Just having it next door, says real-estate agent JoAnn Armstrong, who has sold several houses in these parts over the past 20 years, has always given this humbler 'hood a more confident swagger.
Let's face it, when it comes to the upward mobility of Toronto neighbourhoods, a dash of ballsy swagger - anyone been to the allegedly cutting-edge, but darn seedy-to-the-naked-eye Junction lately? - is at least as important as a Starbucks.
*****
Location, location, location
Living in a good neighbourhood is one thing. But you also want to be in the right part of that neighbourhood. Here are three important amenities it's wise to live near - but not too near.
The main drag: Even in the best neighbourhood, one thing you almost certainly don't want is to be within the first few houses of the high street itself. "You want to be near the services on hand, but you don't want front-seat views of late-night brawls, or broken bottles in your backyard," Prof. Haider says.

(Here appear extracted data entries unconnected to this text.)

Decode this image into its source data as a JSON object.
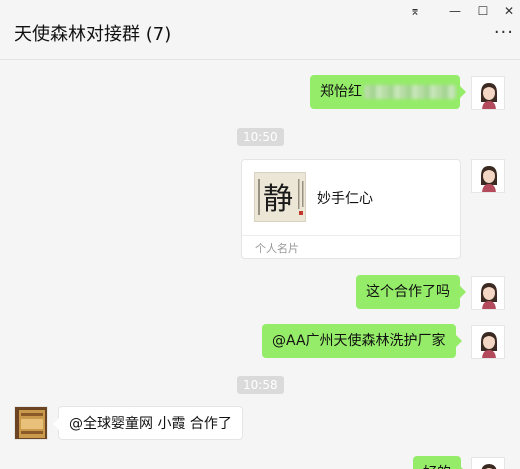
{
  "window": {
    "title": "天使森林对接群 (7)",
    "pin_glyph": "⌆",
    "minimize_glyph": "—",
    "maximize_glyph": "☐",
    "close_glyph": "✕",
    "more_glyph": "···"
  },
  "messages": {
    "m1_text": "郑怡红",
    "t1": "10:50",
    "card_name": "妙手仁心",
    "card_label": "个人名片",
    "card_image_char": "静",
    "m3_text": "这个合作了吗",
    "m4_text": "@AA广州天使森林洗护厂家",
    "t2": "10:58",
    "m5_text": "@全球婴童网 小霞 合作了",
    "m6_text": "好的"
  },
  "colors": {
    "self_bubble": "#95ec69",
    "other_bubble": "#ffffff",
    "timestamp_bg": "#dadada"
  }
}
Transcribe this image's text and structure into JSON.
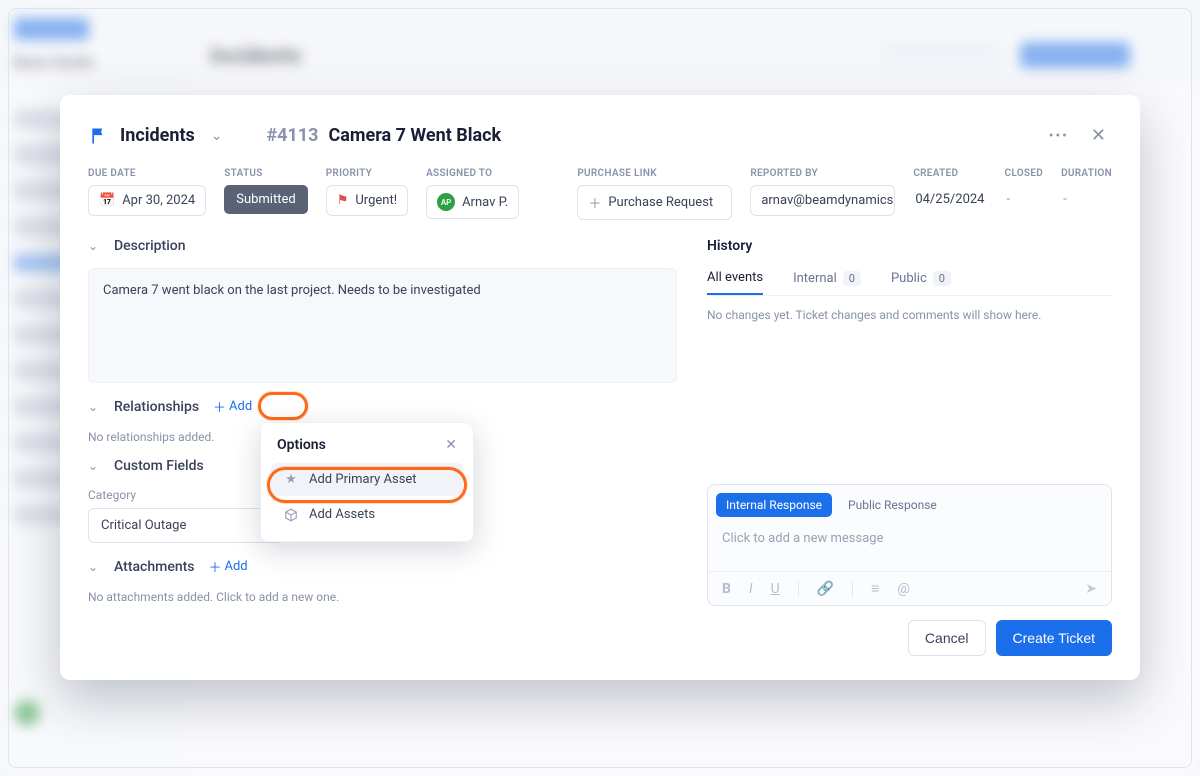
{
  "bg": {
    "workspace": "Beam Studio",
    "heading": "Incidents"
  },
  "header": {
    "category": "Incidents",
    "ticketId": "#4113",
    "title": "Camera 7 Went Black"
  },
  "fields": {
    "dueDate": {
      "label": "DUE DATE",
      "value": "Apr 30, 2024"
    },
    "status": {
      "label": "STATUS",
      "value": "Submitted"
    },
    "priority": {
      "label": "PRIORITY",
      "value": "Urgent!"
    },
    "assignedTo": {
      "label": "ASSIGNED TO",
      "value": "Arnav P.",
      "initials": "AP"
    },
    "purchaseLink": {
      "label": "PURCHASE LINK",
      "value": "Purchase Request"
    },
    "reportedBy": {
      "label": "REPORTED BY",
      "value": "arnav@beamdynamics.io"
    },
    "created": {
      "label": "CREATED",
      "value": "04/25/2024"
    },
    "closed": {
      "label": "CLOSED",
      "value": "-"
    },
    "duration": {
      "label": "DURATION",
      "value": "-"
    }
  },
  "sections": {
    "description": {
      "title": "Description",
      "text": "Camera 7 went black on the last project. Needs to be investigated"
    },
    "relationships": {
      "title": "Relationships",
      "addLabel": "Add",
      "empty": "No relationships added."
    },
    "customFields": {
      "title": "Custom Fields",
      "categoryLabel": "Category",
      "categoryValue": "Critical Outage"
    },
    "attachments": {
      "title": "Attachments",
      "addLabel": "Add",
      "empty": "No attachments added. Click to add a new one."
    }
  },
  "popover": {
    "title": "Options",
    "items": [
      {
        "label": "Add Primary Asset",
        "icon": "star"
      },
      {
        "label": "Add Assets",
        "icon": "cube"
      }
    ]
  },
  "history": {
    "title": "History",
    "tabs": {
      "all": "All events",
      "internal": "Internal",
      "internalCount": "0",
      "public": "Public",
      "publicCount": "0"
    },
    "empty": "No changes yet. Ticket changes and comments will show here."
  },
  "compose": {
    "tabs": {
      "internal": "Internal Response",
      "public": "Public Response"
    },
    "placeholder": "Click to add a new message"
  },
  "footer": {
    "cancel": "Cancel",
    "create": "Create Ticket"
  }
}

Public transit: "All else being equal, identical homes nearer to public transit will sell for significantly more as time goes on," says Prof. Haider. But some "better ways" are better than others.
St. Clair and Bathurst residents live near the very best TTC options: an actual subway station (St. Clair West) and a streetcar line (running on a hotly contested right-of-way) on St. Clair Avenue. Both embody what every homeowner should aim to have nearby, and what mere buses and streetcars don't provide: transit that's virtually traffic-jam-proof.
One coda: "In terms of noise and congestion, being really close to the streetcar street can be too close for comfort," Prof. Haider says.
Schools: You want to be within comfortable walking distance of a good school (whether for your own kids or those of future buyers), ideally without the need to cross major streets. But, as with those streetcar tracks, you want to be far enough away to avoid "externalities" - in this case, noise, foot traffic and litter. This applies especially to high schools, whose principals will attest that a significant part of their job involves dealing with irate neighbours. Rebelliousness, boredom, hormones and peer pressure can spell property damage, trampled gardens and even break-ins.